Sunday, June 23, 2013

Making It Mine - The 2000 Les Paul Junior

For the past 30 years, or so, I have admired the Les Paul Junior model, with the double-cutaway body. I think it's the best-looking guitar design, ever, for one thing. For another, Lesley West of Mountain, John Lennon, Keith Richards, etc., etc. have all famously played them.

Plus, the P-90 pickup has a different sound than the humbuckers in other LPs. So, I recently picked up the example above. I bought it off of eBay, and immediately regretted it, once I had it. The neck felt way too wide and flat, and the P-100 pickups (a stacked humbucker version of the P-90) had a good tone if I turned the tone knob back to 6. But that cut the output of the signal so much that you couldn't hear me over Steve's drums, at my standard amp settings.

I measured the neck, and measured the neck on Cooper (my 2003 LP Special), which is dead perfect. Oddly, after about ten times of measuring, I figured out that the two necks were exactly alike, wood-wise. The difference lay in the finish which had been laid over the wood.

Cooper is painted, with little or no clear coat over the color coat.

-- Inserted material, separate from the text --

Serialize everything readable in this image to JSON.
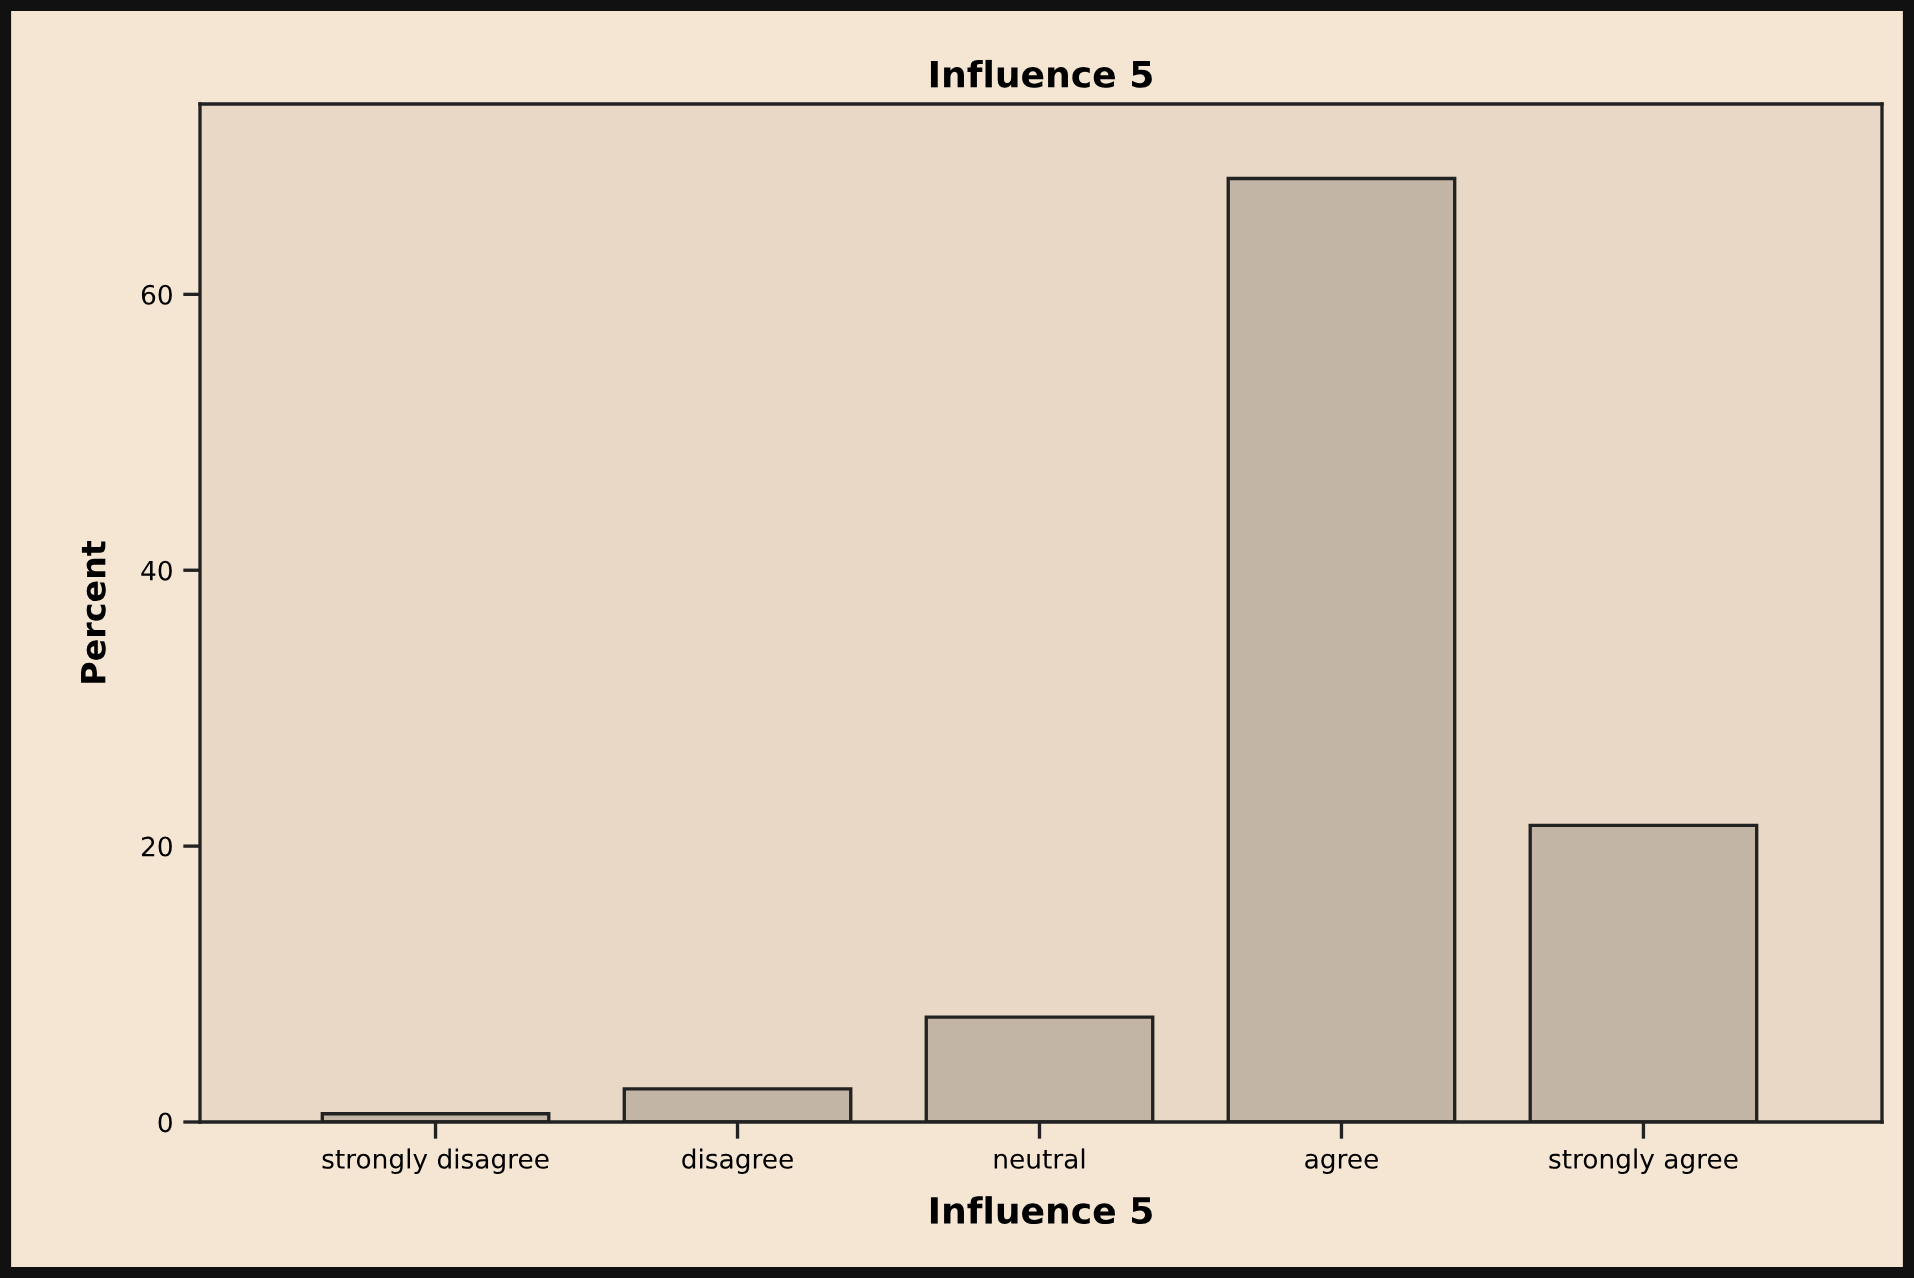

Many people don't like that finish, because it rubs off pretty easily.

Embiggen this picture, and you may be able to see what I mean. Cooper has a matte look, and the paint is coming off of the top, while the Junior is glossy-glossy. Personally, I prefer the look of Cooper's finish. Moreover, the neck finish has worn down, nicely, on Cooper, so that I can actually feel the wood grain, slightly, in places. It reminds me of the feel of my 1948 ES-125.

As I did my measuring of neck widths and thicknesses, it occurred to me that the difference in feel between the two was soley due to the excess clear coat on the Junior. So, I decided to fix that.

I took a wood chisel, and started carefully scraping the finish off of the neck of the Junior. I was a bit stunned to see that there was well over 1mm of paint on the neck, which added up to about a 3mm overall difference in width, when compared to Cooper's neck. So, I went wild and took the finish off, down to wood.

What a difference! The neck felt perfect, identical to Cooper's. So, I busted out the wood stain, and put a bit of color on it (again, to match the look of the '48 ES-125).

The results of the staining were very satisfactory. 

Now, all I had to do was address the pickup problem. I had some aftermarket P-90 pickups in my guitar parts, and I considered swapping them out. But, I really wanted to maintain the integrity of the guitar, and stick with Gibson pickups. The problem is, the Gibson P-90s would cost me upward of $200.00, and I just don't have that much to shell out, in addition to the purchase price of the guitar.

I read a few guitar forums, looking for info on the P-100 pickup, to see what others had done. One fellow posted that he simply cut the black ground wire between the upper and lower coils, which essentially turned the P-100 humbucker into a P-90 single-coil.

I wasn't sure that would work (can't believe everything that you read on the internet), but I figured I had nothing to lose. I disassembled the guitar, including removal of the pickguard, and snipped the wires.

I much prefer the look of the Junior without the pickguard.

I put it all back together, sans pickguard, and hooked it to the amp. Oh, yeah! That was what I wanted to hear. A little bit of pickup height adjustment, and a few adjustments to the pole pieces, and the thing was wailing. Yes, it gets the 60-cycle hum in my house (as does every other single-coil-equipped guitar that I own), but it absolutely screams. I even found myself playing on the bridge pickup, a bit, as I was trying it out, and I rarely switch off from the neck pickup on any guitar.

So, I guess I ruined the resale value of the instrument, where those "mint condition, looks unplayed" guys are concerned. But, as of now, I don't ever plan to sell it, anyway. All three of my Gibsons are keepers, at this point.

By the way, I will be playing the junior on five songs, at Herman's Hideaway, this coming Saturday (June 29, at 6:00 PM, if you can make it).